Eli Lilly (LLY) was another notable mover. Shares of the drugmaker gained more than 2% in premarket action after reports that Lilly is in advanced talks to acquire cancer biotech firm Kelonia Therapeutics for more than $2 billion. Deal activity of that size tends to attract fresh attention because it gives investors a company-specific growth angle at a time when macro headlines are dominating the tape.

Stocks and tickers drawing attention today:

Marvell Technology (MRVL): up about 5.09% in premarket to $146.80

Google (GOOG, GOOGL): in focus over reported AI chip talks with Marvell

Eli Lilly (LLY): up more than 2% in premarket on reported $2 billion+ biotech deal talks

Tesla (TSLA), Intel (INTC), United Airlines (UAL): key earnings names on the watchlist this week

That leaves the broader market facing a difficult balancing act. On one side, investors still have reasons to stay engaged with risk assets, especially where AI demand, healthcare expansion, and earnings resilience continue to support certain names. On the other, rising oil prices can quickly become a headwind for airlines, retailers, transport companies, and other businesses exposed to higher operating costs. If crude extends higher from here, traders will start paying even closer attention to margin pressure, consumer spending sensitivity, and inflation-linked commentary from management teams.

This week’s earnings calendar adds another layer of importance. Tesla (TSLA), Intel (INTC), and United Airlines (UAL) are all set to report in the days ahead. Tesla’s update will be watched for demand trends and profitability. Intel’s report will be parsed for signs of AI-related semiconductor momentum. United Airlines could become a real-time test of how investors are thinking about fuel costs as crude jumps. Those reports may help determine whether this market wobble remains a short-lived reaction or becomes a broader reset in sentiment.

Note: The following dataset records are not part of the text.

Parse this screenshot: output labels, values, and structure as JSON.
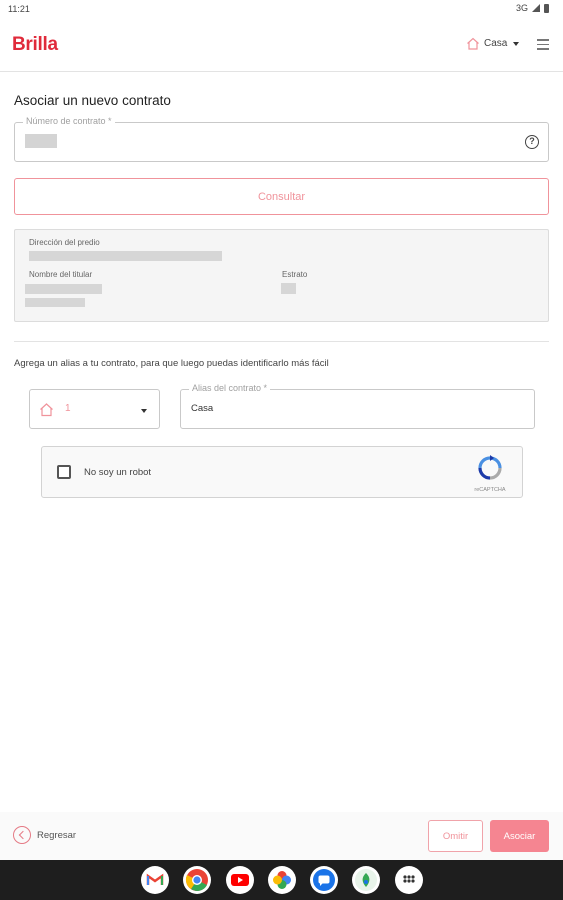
{
  "status_bar": {
    "time": "11:21",
    "network": "3G"
  },
  "header": {
    "logo": "Brilla",
    "home_selector": "Casa"
  },
  "page_title": "Asociar un nuevo contrato",
  "contract_field": {
    "label": "Número de contrato *",
    "help": "?"
  },
  "consult_button": "Consultar",
  "info": {
    "address_label": "Dirección del predio",
    "holder_label": "Nombre del titular",
    "stratum_label": "Estrato"
  },
  "alias_hint": "Agrega un alias a tu contrato, para que luego puedas identificarlo más fácil",
  "icon_select": {
    "value": "1"
  },
  "alias_field": {
    "label": "Alias del contrato *",
    "value": "Casa"
  },
  "recaptcha": {
    "label": "No soy un robot",
    "brand": "reCAPTCHA"
  },
  "footer": {
    "back": "Regresar",
    "skip": "Omitir",
    "associate": "Asociar"
  },
  "taskbar": {
    "apps": [
      "gmail-icon",
      "chrome-icon",
      "youtube-icon",
      "photos-icon",
      "messages-icon",
      "app-icon",
      "app-drawer-icon"
    ]
  },
  "colors": {
    "brand": "#e02b3b",
    "accent": "#f0939b",
    "primary_button": "#f58591"
  }
}
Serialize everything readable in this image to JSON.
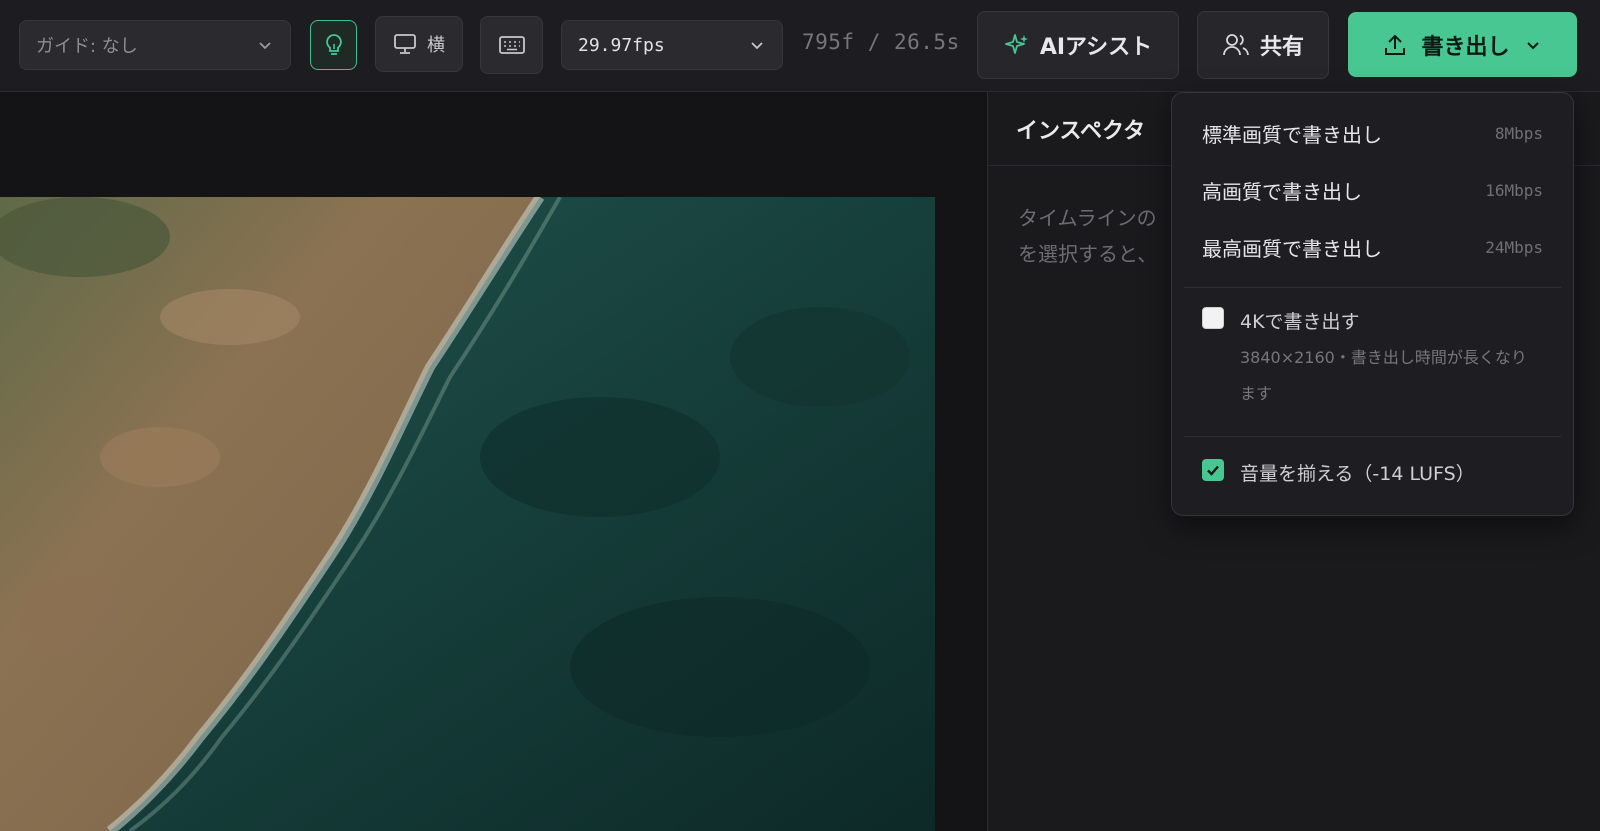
{
  "toolbar": {
    "guide_select": {
      "value": "ガイド: なし"
    },
    "orientation_label": "横",
    "fps_select": {
      "value": "29.97fps"
    },
    "frame_count": "795f / 26.5s",
    "ai_assist_label": "AIアシスト",
    "share_label": "共有",
    "export_label": "書き出し"
  },
  "inspector": {
    "title": "インスペクタ",
    "hint_line1": "タイムラインの",
    "hint_line2": "を選択すると、"
  },
  "export_menu": {
    "items": [
      {
        "label": "標準画質で書き出し",
        "rate": "8Mbps"
      },
      {
        "label": "高画質で書き出し",
        "rate": "16Mbps"
      },
      {
        "label": "最高画質で書き出し",
        "rate": "24Mbps"
      }
    ],
    "option_4k": {
      "label": "4Kで書き出す",
      "sublabel": "3840×2160・書き出し時間が長くなります",
      "checked": false
    },
    "option_loudness": {
      "label": "音量を揃える（-14 LUFS）",
      "checked": true
    }
  },
  "colors": {
    "accent": "#48c793",
    "background": "#141416",
    "toolbar": "#1d1d21"
  }
}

For now, the key market signal is straightforward. Dow, S&P 500, and Nasdaq futures are under pressure because traders are repricing energy risk after the latest Middle East escalation. If oil stabilizes and shipping fears ease, risk appetite could recover quickly. If the Hormuz disruption worsens, then markets may have to absorb more than just a premarket dip. For investors watching today’s session, the biggest indicators remain oil, index futures, and whether stock-specific strength in names like MRVL and LLY can offset the broader macro caution reflected across Wall Street.

For a broader live market view, investors are also watching updates from Yahoo Finance as the session develops.